Само собой его отпустили. Никто и никогда в Таврионе не посмел бы ущемить свободную волю или чей-то осознанный выбор, поскольку никто и никогда в Таврионе не мог заподозрить в свободной воле разумного существа какую-либо опасность. Недаром так потрясло когда-то первых следопытов Открытой Страны соединение разумной жизни с понятием осознанного зла. Сознательное зло, причиненное другим живым существам, в том числе, существам одного вида, вначале вызывало у тавров болевой шок. Открытие же у носителей сознания с самоопределением «люди» способности причинять преднамеренное зло самим себе очень долго отвергалось под видом искажающей трактовки полученного исследовательского материала.
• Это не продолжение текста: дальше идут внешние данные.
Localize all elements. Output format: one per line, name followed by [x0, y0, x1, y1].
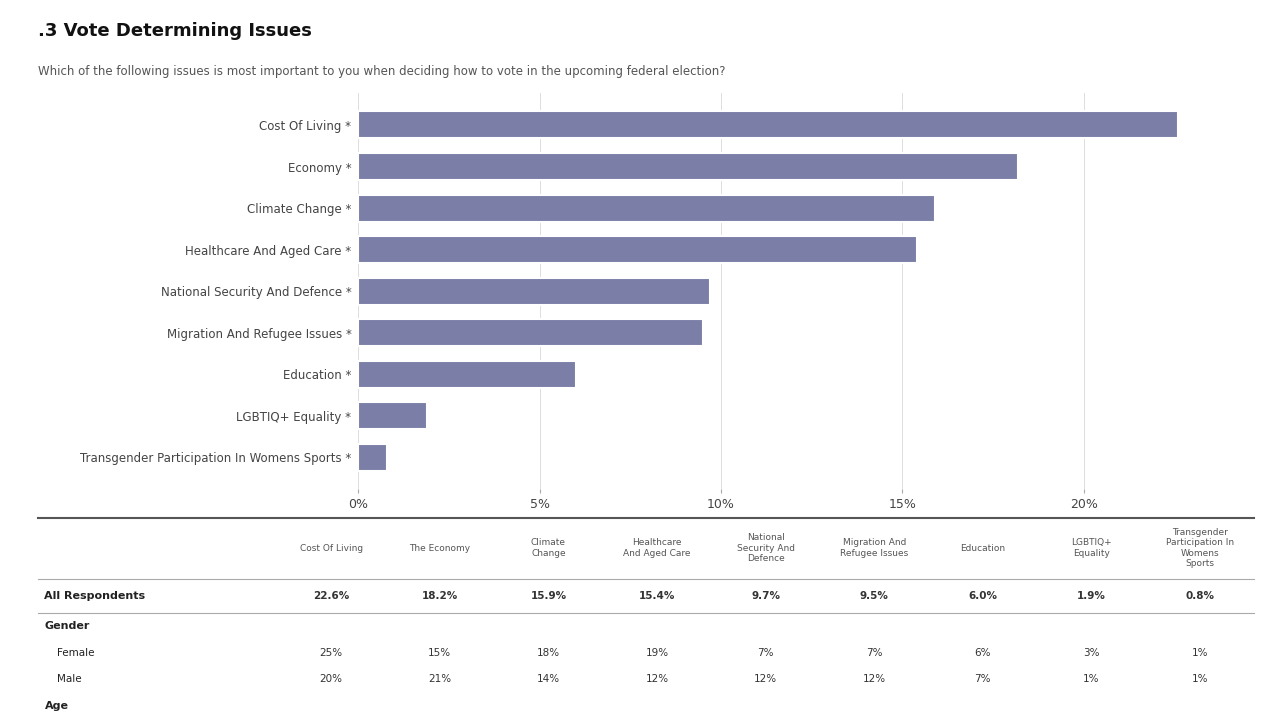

Обнаружив признаки измененного сознания у Эрингора, эверы («мудрецы») из Центра исследования тогда же пришли к мысли о вполне близкой необходимости остановить эксперимент, как бы тяжело и даже губительно это не сказалось на всей научной работе. Жизнь тавра, была, само собой, выше любых самых амбициозных и перспективных замыслов. Но теперь уже сам Эрингор превратился чуть ли не в единственную движущую силу исследования. На ближайшем Совете Тавриона он выступил с категорическими возражениями против остановки эксперимента, высказав при этом ровно те же аргументы, которые совсем недавно высказывали руководителя Центра исследований, когда им приходилось обосновывать различные варианты реабилитации Командора. Поддавшись его убежденности, Совет и Центр пошли на попятную. Наместник Небесной Розы, как всегда сопровождаемый верным Верзевелом, вернулся в Открытую Страну. Эксперимент продолжился. А потом все повторилось.
Рэй Эрингор едва перемогал себя, когда в очередной раз был выведен через тоннель. Верзевел втайне от всех предполагал самое худшее. То, что в Центре назвали очеловечиванием, свершалось у него на глазах при его непосредственном участии, и никто и ничто, как ему думалось, уже не мог остановить это противоестественное обращение. Как-то в редкую минуту откровенности Командор прямо, по-дружески сказал своему гарду: «Видишь, Вер (так он уменьшительно и чуть иронично называл ближнего рыцаря) скоро для меня нигде не будет места.
Здесь я тоскую по синиве Тавриона, там — изнемогаю от синевы и хочу только одного: вдоволь напиться воды из никольского колодца. Как быть? Я разорван».
Верезевел только вздыхал. Он-то хорошо знал, какой такой обжигающей прелестью и из каких недр был отравлен Наместник. Мог ли он высказать свои догадки эверам? Конечно, но что это изменило бы? Кто и каким образом мог бы остановить очеловечивание? Кто бы из благородных тавриеров посмел удержать Эрингора, поддавшись соблазну благого насилия? В отношении тавра применить что-либо подобное было немыслимо. Верзевел знал это, молчал и впадал в уныние.